Sunday, February 22, 2009

On forgetting the names of characters

On a recent post on another of my blogs, two of the commenters referred blithely to a fellow named Parviz, assuming the reference would be self-evident to me. I in turn assumed that with their far superior cultural literacy, this was just someone they knew and I did not. I figured it was some Arabic poet, along the lines of Rumi, say, or Kabir.

Much to my mortification, it turned out to be a character from a novel that I had not only read, but posted about, and not too terribly long ago, either. Parviz is the first narrator in a book told from multiple perspectives.

I say 'mortification', but I don't really mean 'deep shame' so much as a certain sense of ruefulness. The fact is, I often don't remember the names of characters even for the length of time it takes me to read a book. It isn't that I don't remember the characters--Parviz in this book is a particularly sweet and slightly lost one. But names are somehow not what my brain latches on to. This is particularly true if there is some kind of similarity between the names. An easy example is if they were all Arabic, or Russian. But the fact is that even with the last P.D. James novel I read, there was a certain sameness to the very Anglo-Saxon names of the multiple suspects and it took me awhile to sort them all out in my head.

Usually, I can eventually figure it out by context. But sometimes I really do have to go back and nail down some of the characters more consciously. Most of the time, that's enough.

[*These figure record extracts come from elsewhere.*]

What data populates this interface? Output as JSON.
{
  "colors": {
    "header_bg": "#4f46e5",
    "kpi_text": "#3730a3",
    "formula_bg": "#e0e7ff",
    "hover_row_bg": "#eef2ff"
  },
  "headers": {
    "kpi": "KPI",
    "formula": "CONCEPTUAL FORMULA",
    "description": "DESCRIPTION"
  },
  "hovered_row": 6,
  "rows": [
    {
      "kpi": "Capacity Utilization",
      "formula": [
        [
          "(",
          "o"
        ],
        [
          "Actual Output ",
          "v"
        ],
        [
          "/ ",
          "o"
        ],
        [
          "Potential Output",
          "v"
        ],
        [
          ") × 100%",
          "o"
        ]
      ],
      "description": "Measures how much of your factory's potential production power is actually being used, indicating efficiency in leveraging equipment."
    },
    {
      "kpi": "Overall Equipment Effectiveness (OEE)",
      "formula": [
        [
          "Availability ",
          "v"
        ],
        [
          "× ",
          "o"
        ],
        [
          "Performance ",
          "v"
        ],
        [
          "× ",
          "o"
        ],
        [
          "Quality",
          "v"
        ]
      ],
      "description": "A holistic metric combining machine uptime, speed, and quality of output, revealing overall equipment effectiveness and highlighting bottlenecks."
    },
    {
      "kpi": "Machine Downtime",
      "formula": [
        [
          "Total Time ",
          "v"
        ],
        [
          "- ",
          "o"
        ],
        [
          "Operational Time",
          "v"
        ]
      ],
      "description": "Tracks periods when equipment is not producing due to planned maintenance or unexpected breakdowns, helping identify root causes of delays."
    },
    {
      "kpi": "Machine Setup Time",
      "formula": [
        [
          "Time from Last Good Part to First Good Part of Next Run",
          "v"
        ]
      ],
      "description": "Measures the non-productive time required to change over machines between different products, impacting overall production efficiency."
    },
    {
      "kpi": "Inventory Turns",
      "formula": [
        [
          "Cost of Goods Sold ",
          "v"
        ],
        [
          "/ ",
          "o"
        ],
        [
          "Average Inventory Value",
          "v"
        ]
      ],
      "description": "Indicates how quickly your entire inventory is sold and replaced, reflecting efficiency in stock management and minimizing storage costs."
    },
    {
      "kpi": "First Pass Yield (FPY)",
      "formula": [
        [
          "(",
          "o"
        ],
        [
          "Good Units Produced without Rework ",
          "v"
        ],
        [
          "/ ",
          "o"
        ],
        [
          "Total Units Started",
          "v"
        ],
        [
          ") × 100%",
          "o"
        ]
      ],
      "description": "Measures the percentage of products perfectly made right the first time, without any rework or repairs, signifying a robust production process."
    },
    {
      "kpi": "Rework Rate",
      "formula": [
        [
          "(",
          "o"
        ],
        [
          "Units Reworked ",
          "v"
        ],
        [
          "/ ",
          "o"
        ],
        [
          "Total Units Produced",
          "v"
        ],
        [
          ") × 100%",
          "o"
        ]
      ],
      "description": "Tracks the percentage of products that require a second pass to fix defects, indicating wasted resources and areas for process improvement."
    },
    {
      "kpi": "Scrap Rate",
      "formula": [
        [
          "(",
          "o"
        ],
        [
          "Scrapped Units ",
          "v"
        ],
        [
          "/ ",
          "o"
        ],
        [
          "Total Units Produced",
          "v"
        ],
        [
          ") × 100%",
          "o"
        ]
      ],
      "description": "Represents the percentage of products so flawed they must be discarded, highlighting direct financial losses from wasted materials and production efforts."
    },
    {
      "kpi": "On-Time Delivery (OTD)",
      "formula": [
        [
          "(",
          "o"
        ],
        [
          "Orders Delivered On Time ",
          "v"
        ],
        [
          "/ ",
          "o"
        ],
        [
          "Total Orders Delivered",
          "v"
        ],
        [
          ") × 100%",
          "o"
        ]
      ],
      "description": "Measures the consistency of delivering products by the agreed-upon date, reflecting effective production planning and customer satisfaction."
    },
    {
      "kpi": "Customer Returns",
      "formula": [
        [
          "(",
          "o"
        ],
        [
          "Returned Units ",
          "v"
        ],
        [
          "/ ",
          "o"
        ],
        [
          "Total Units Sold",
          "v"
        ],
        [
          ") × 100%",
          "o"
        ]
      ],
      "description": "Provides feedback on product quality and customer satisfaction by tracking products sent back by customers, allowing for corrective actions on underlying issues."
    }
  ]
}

I was sitting out in the crowds waiting for a matinee performance of Shakespeare Santa Cruz one day, eavesdropping on my fellow picnickers to pass the time. Some parents were sitting with their college-aged daughter and they were talking about some foreign person who was in the news at the time. (No, of course I don't remember who it was--are you kidding?) It wasn't the easiest name for an American ear to assimilate, whatever it was, but the daughter pronounced it 'trippingly off the tongue'. Her parents (and I) were impressed. She replied, quite casually and not at all sarcastically, "I find that if you just pay a little attention at the time, it's not that hard to remember these things."

Indeed.

Wednesday, February 4, 2009

Five point four million tons--a coal ash spill

Technically, this doesn't really qualify as a lapse of memory, I suppose. At least not my memory. Because, when news that, on December 22, 2008, 5.4 million tons of ash generated from fifty years of coal burst through a dike near Kingston, Tennessee, threatening farmlands and the nearby river, I really wasn't aware of it. I don't doubt that it made the national news. I do doubt that there was any sort of sustained coverage of it.


Here's the link .

What I find myself objecting to here is the idea that if you miss a couple of nights of evening news, in the holiday season--I mean, I work in retail and this was three days before Christmas--a disaster of this magnitude would simply disappear from our collective view is outrageous. It not only has implications for the lives and livelihoods of the people of that region, it spreads outward to hundreds of other coal ash storage sites across the land, raising questions of their safety, and it reaches backward and forward in history into the nature and wisdom of the Tennessee Valley Authority, and by extension, to the nature and wisdom of many other government led schemes. I use the word 'schemes' deliberately, as I've noticed on the BBC that this is quite a neutral word when it comes to big ideas dreamed up by government or business, but as an American, I can't really hear the word 'scheme' and fail to be concerned.